LONDON: Prime Minister Boris Johnson will hold talks on post-Brexit trade with the top US diplomat on Thursday (Jan 30), eve of Britain's historic departure from the European Union.
The British premier will aim to paper over recent disagreements as he hosts US Secretary of State Mike Pompeo the day before nearly half a century of EU membership ends late Friday.
With Britain at a historic crossroads, Johnson wants to strike post-Brexit trade deals with both the bloc and the US, but has seen recent strains in the so-called "special relationship" with Washington.
Britain will enter a new chapter when it becomes the first country to quit the EU's institutions at midnight Brussels time on Friday.
Although it will remain under most EU rules during an 11-month transition period, Britain is then likely to lose privileged access to the single European market – the world's largest and most important for UK trade.
But Johnson has argued he will negotiate an ambitious free trade agreement with his 27 former partners while also striking a lucrative trade deal with the US.
"It is a great moment for our country … a moment of hope and opportunity," the British leader said Wednesday, as he prepares to address the nation at 2200 GMT Friday – an hour before Brexit.
Pompeo, in London on the first leg of a five-nation tour that also takes in Ukraine, sounded a positive note on arrival Wednesday.
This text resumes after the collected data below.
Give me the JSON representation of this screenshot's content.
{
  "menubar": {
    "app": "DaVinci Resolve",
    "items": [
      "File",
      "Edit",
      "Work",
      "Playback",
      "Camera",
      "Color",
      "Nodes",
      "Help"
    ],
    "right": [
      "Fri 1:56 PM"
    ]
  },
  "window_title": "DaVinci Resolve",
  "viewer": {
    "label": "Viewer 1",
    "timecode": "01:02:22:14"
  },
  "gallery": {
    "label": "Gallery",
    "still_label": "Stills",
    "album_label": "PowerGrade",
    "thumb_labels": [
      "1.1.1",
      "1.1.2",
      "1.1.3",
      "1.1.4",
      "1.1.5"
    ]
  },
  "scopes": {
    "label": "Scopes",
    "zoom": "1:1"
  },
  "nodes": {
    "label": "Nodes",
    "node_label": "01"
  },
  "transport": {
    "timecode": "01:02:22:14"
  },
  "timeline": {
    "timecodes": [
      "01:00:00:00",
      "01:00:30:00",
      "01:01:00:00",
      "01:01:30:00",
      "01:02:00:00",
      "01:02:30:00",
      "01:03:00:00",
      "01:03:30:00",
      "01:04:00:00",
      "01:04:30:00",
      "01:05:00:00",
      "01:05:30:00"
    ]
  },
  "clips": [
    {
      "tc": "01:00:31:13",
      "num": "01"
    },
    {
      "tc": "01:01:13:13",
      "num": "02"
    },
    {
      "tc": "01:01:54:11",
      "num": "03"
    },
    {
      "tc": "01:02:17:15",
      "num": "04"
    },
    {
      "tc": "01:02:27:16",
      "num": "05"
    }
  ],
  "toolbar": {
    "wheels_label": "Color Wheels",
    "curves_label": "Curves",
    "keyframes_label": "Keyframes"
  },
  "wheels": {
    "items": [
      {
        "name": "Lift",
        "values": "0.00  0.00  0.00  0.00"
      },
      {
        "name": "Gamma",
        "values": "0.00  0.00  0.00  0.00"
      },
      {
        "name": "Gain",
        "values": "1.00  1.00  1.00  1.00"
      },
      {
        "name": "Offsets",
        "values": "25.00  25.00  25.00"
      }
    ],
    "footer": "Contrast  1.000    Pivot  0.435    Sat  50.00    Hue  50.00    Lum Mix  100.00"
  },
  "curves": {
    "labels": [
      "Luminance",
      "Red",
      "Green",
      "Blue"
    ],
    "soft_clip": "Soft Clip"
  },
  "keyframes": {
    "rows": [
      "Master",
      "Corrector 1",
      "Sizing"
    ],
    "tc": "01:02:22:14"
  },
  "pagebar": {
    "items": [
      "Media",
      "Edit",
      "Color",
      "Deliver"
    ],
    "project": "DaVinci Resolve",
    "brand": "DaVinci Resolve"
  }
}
"The #UK is an indispensable ally on a range of issues," he tweeted, adding the special relationship was being strengthened "through constructive discussions".
En route, he had told reporters Britain's decision to ignore months of US warnings and give China's Huawei tech giant a role in the rollout of its 5G network was "something we'll have a conversation about".
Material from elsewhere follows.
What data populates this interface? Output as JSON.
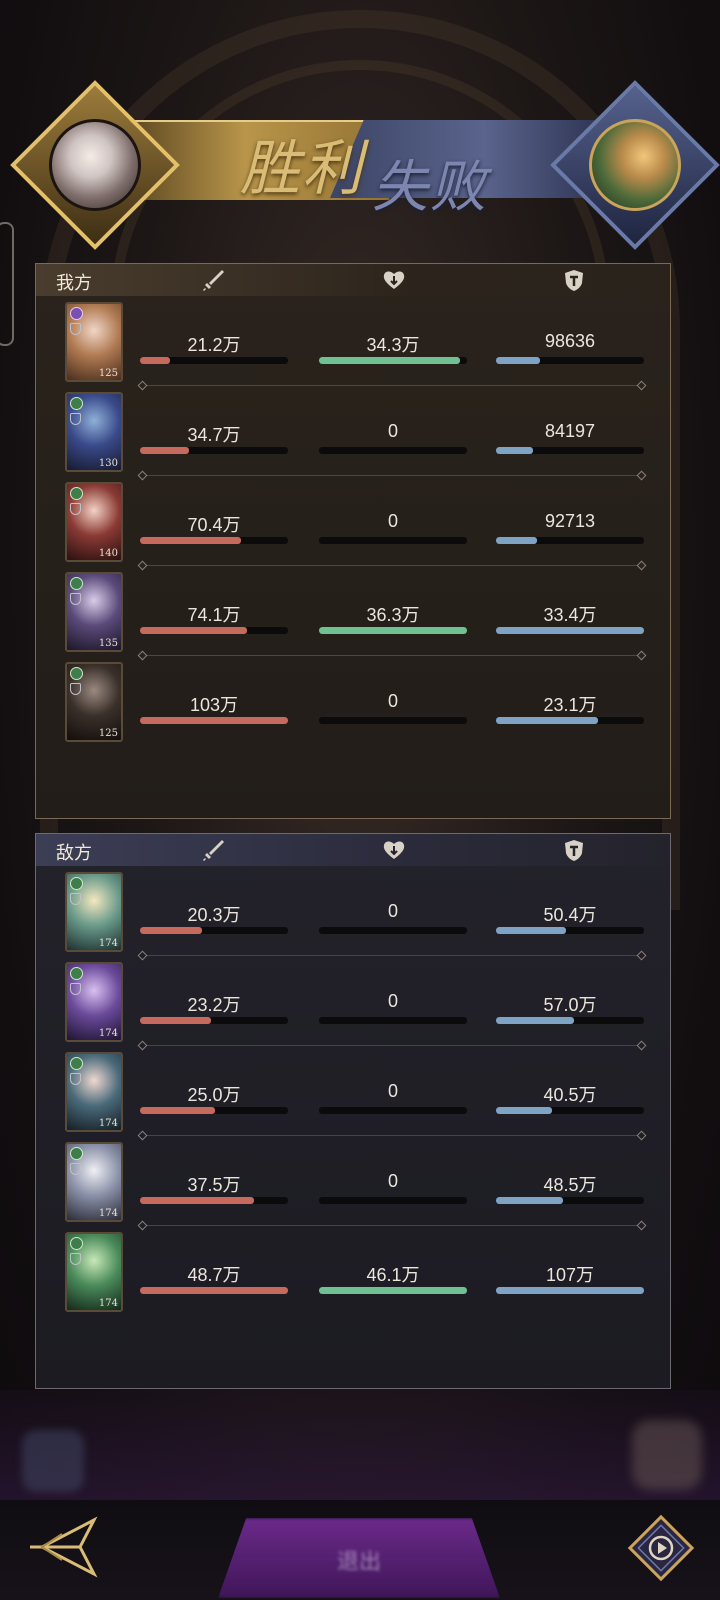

"We will make sure that when American information passes across a network we are confident that that network is a trusted one," he added.
Pompeo will also speak at a conservative think tank alongside Foreign Secretary Dominic Raab.
He met his British counterpart on Wednesday evening, with several contentious issues on the agenda.
Britain has been angered by Washington's refusal to extradite the wife of a US diplomat who is using the cover of diplomatic immunity to avoid prosecution over the death of a teenager in a road accident in England.
Meanwhile Johnson has defied expectations since taking power and failed to side with the US on everything from Huawei to the Iran nuclear deal that the US has abandoned.
President Donald Trump – a long-time fan of Brexit and Johnson's ability to deliver it successfully – has publicly urged Britain to rethink, yet has so far been restrained in his criticism.